It’s tough out here for us queers in 2023. Anti-trans sentiments and legislation are picking up steam on both sides of the border. School boards are outing queer kids to their parents. I could go on, but you know what? I don’t want to. It’s depressing! And I think you get the picture.
When I get down about these things, it can be nice to watch something that’s joyfully queer, as a reminder that for all of the external challenges, queerness is something I feel so privileged to experience. At this year’s Toronto International Film Festival, I found that feeling in a place that surprised me: the documentary programme.
I’ve watched a lot of sad gay docs over the years. Often, they’re important sad gay docs. While there’s certainly a place for that, it doesn’t really feed the soul, you know? There’s also a certain subset of queer docs directed by straight directors who don’t handle the communities they’re profiling with appropriate care. However, I’m not here to talk about those. I’m here to talk about two TIFF documentaries directed with such care by queer and trans directors, that show the joy, pain, and power of the queer experience through two distinct lenses.
The first of these docs is Summer Qamp, directed by Toronto-based filmmaker Jen Markowitz. They spent five days last summer at Camp fYrefly, an Alberta summer camp specifically for LGBTQ+ youth, and many more months before and after camp filming conversations with the campers. The resulting documentary is an intimate look at the lives of these campers, and the transformative effect of a week spent in a place where they feel totally free to be themselves.
The kids in Summer Qamp have been through some pretty tough stuff. In conversations with Marokowitz, delivered straight to camera, and through moments captured at camp, they talk about some pretty painful experiences. Markowitz takes care not to make these conversations the focal point – rather, they’re necessary pieces of context so we can understand why time at camp means so much to the campers. These conversations are offset by so much fun. We see DIY makeovers in the woods, gender-affirming clothing swaps, and a talent show where a quiet camper transforms into the camp heartthrob over the course of one killer saxophone solo.
Watching this film, I was so struck by how well these campers, all under the age of 18, know themselves and what they want. They’re still figuring themselves out – they’re teenagers, so obviously! – but they’re so thoughtful and insightful, and much further evolved on topics of gender and sexuality than most people twice their age. They seem hopeful about their future, dreaming of success and independence, and having an apartment in the city to call their own. In a time when it feels like everyone is talking about queer youth, Summer Qamp gives them the mic and lets them tell you that actually, thank you very much? If we just let them do their thing, they’ll be just fine. What a delight it is to hear that.

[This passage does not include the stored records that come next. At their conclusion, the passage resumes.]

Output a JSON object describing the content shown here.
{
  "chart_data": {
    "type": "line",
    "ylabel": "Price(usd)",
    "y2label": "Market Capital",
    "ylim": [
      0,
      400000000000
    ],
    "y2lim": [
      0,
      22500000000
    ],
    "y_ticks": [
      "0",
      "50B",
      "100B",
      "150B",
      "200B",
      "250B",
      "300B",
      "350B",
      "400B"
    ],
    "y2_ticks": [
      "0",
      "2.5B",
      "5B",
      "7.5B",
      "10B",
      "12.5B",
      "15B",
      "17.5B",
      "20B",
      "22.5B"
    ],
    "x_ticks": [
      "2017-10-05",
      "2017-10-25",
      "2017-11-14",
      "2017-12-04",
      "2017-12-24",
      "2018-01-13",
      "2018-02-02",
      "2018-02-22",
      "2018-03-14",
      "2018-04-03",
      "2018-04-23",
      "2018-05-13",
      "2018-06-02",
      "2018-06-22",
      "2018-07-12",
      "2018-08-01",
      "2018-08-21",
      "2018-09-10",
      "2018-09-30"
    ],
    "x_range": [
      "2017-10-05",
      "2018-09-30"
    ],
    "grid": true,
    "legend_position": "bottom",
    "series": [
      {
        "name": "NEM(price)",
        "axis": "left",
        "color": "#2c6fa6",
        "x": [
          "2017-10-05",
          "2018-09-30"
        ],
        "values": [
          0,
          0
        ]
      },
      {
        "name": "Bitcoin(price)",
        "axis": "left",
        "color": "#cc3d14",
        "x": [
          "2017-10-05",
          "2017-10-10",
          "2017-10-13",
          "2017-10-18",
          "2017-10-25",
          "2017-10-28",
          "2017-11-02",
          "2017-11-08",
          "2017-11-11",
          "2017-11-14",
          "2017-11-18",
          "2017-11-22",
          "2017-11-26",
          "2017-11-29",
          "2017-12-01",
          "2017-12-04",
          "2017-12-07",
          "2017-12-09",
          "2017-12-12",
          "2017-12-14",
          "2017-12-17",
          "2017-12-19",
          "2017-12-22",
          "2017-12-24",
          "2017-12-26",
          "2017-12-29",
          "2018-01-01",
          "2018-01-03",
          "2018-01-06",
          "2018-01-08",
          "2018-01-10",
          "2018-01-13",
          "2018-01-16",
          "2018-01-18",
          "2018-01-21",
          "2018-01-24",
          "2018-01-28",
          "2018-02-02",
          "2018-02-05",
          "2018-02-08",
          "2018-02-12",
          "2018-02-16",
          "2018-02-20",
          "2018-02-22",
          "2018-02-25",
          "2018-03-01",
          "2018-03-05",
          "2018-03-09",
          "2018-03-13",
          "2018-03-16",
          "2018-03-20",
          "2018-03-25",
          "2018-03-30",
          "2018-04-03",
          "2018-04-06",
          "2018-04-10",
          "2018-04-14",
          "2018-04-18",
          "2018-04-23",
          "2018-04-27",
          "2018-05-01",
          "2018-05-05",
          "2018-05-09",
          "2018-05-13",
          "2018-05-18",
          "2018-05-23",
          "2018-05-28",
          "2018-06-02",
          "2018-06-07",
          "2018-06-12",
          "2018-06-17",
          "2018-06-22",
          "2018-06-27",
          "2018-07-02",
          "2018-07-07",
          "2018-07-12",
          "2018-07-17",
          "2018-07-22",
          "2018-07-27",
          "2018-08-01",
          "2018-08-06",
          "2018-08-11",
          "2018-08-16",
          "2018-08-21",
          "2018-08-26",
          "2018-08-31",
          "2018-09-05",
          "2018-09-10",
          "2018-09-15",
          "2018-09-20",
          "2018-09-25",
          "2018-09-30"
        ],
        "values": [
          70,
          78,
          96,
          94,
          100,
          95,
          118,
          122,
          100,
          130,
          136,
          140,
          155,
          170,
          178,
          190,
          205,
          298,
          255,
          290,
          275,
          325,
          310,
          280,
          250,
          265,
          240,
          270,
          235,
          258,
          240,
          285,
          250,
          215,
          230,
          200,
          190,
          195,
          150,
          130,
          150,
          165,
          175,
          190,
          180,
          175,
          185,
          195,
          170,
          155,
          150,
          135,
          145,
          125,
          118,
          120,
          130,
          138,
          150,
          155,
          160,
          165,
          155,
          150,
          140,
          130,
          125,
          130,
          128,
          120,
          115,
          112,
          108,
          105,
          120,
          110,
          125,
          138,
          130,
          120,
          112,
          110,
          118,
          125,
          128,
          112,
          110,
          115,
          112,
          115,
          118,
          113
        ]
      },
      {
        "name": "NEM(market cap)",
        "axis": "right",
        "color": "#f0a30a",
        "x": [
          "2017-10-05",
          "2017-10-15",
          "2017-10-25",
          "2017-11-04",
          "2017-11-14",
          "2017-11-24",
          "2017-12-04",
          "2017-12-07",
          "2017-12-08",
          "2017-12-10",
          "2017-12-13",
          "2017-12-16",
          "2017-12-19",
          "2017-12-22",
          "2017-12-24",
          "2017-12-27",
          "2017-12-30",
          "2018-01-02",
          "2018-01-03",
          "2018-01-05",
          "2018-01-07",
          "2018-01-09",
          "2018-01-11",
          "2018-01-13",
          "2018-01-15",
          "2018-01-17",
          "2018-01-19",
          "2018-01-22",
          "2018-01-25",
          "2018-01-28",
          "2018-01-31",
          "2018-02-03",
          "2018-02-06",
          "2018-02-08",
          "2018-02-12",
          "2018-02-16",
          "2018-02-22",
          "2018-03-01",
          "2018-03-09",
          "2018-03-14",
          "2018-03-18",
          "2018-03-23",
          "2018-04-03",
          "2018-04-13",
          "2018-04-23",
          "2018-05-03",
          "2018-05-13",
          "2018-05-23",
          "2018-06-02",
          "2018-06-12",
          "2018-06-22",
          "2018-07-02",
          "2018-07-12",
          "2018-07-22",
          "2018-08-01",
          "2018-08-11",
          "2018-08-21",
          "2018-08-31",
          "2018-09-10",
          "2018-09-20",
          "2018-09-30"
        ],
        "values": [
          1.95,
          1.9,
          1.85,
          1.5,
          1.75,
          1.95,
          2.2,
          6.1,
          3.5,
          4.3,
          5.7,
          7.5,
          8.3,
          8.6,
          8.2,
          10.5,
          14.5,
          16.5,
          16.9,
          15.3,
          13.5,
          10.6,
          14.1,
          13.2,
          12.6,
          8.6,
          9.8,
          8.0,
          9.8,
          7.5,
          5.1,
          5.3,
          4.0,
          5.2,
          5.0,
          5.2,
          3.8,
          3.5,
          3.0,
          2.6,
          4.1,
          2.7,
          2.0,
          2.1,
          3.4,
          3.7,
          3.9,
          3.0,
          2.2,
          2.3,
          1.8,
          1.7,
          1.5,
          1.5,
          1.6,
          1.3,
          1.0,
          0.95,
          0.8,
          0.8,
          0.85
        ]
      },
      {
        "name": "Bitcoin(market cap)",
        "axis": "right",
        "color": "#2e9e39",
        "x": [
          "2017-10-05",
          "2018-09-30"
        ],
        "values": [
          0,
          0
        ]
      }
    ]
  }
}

For more on Summer Qamp, you can listen to my interview with Jen Markowitz here:
The second queer TIFF doc you should know about is Orlando, My Political Biography, from French theorist, critic, curator, and now filmmaker Paul B. Preciado. This is a loose, playful film that toes the line between documentary, fiction, and experimental theatre production.
In speaking about the film, Paul B. Preciado says he created this as a response to various peers suggesting he write a biography. In fact, he remarked thatVigina Woolf had beaten him to the punch with her 1928 novel, Orlando: A Biography; a story that spans 400 years as it follows its shape-shifting protagonist, Orlando, who changes genders halfway through the novel. In his film, Preciado tells the story of his own transition through the lens of Orlando’s story, and invites over twenty trans and non-binary performers to join him to do the same through staged vignettes and on-camera chats. If it’s a biography, it’s an incredibly generous one.
I do feel I should note that I haven’t read Virginia Woolf’s Orlando, so I can’t totally speak to the faithfulness of Preciado’s interpretation. A friend told me that the film takes certain liberties, but I was still surprised and pleased by how well the two seem to telegraph, as they use the book as a jumping off point to explore pieces of the trans experience. The film touches on everything from the depression and dysphoria that many trans folks feel, to the challenges of navigating legal and government systems as a trans person. The lines are further blurred when the performers – all of whom introduce themselves as playing “Orlando” in this piece – shift mid-sentence from telling their own stories to telling the fictitious Orlando’s. For example, to cure one’s depression, they were recommended more rest, or perhaps to consume the gall of a salamander.
Towards the end, the gambit begins to drag a bit. Some of the more factual information that’s mixed in with the personal stories might feel a little trans 101 for trans viewers, or viewers who engage with lots of trans media, bogging down meaningful personal stories. Jokes that were fresh the first few times feel played out, and the parade of Orlandos feels never-ending. As new performers appear and recount variations on similar experiences to prior Orlandos, we begin to feel like maybe we’ve heard this one before. A slightly shortened run time might have allowed the film to close with the most impactful vignettes looming large in viewers’ memories; as is, they’re occasionally drowned out by the chorus of Orlandos.
I hope these stories do stay with viewers, though. The thing that’s truly groundbreaking about Orlando, My Political Biography is the way it turns the spotlight onto trans and non-binary performers, and gives them space to be silly, honest, vulnerable, and deeply themselves. I feel lucky to have been invited to witness it.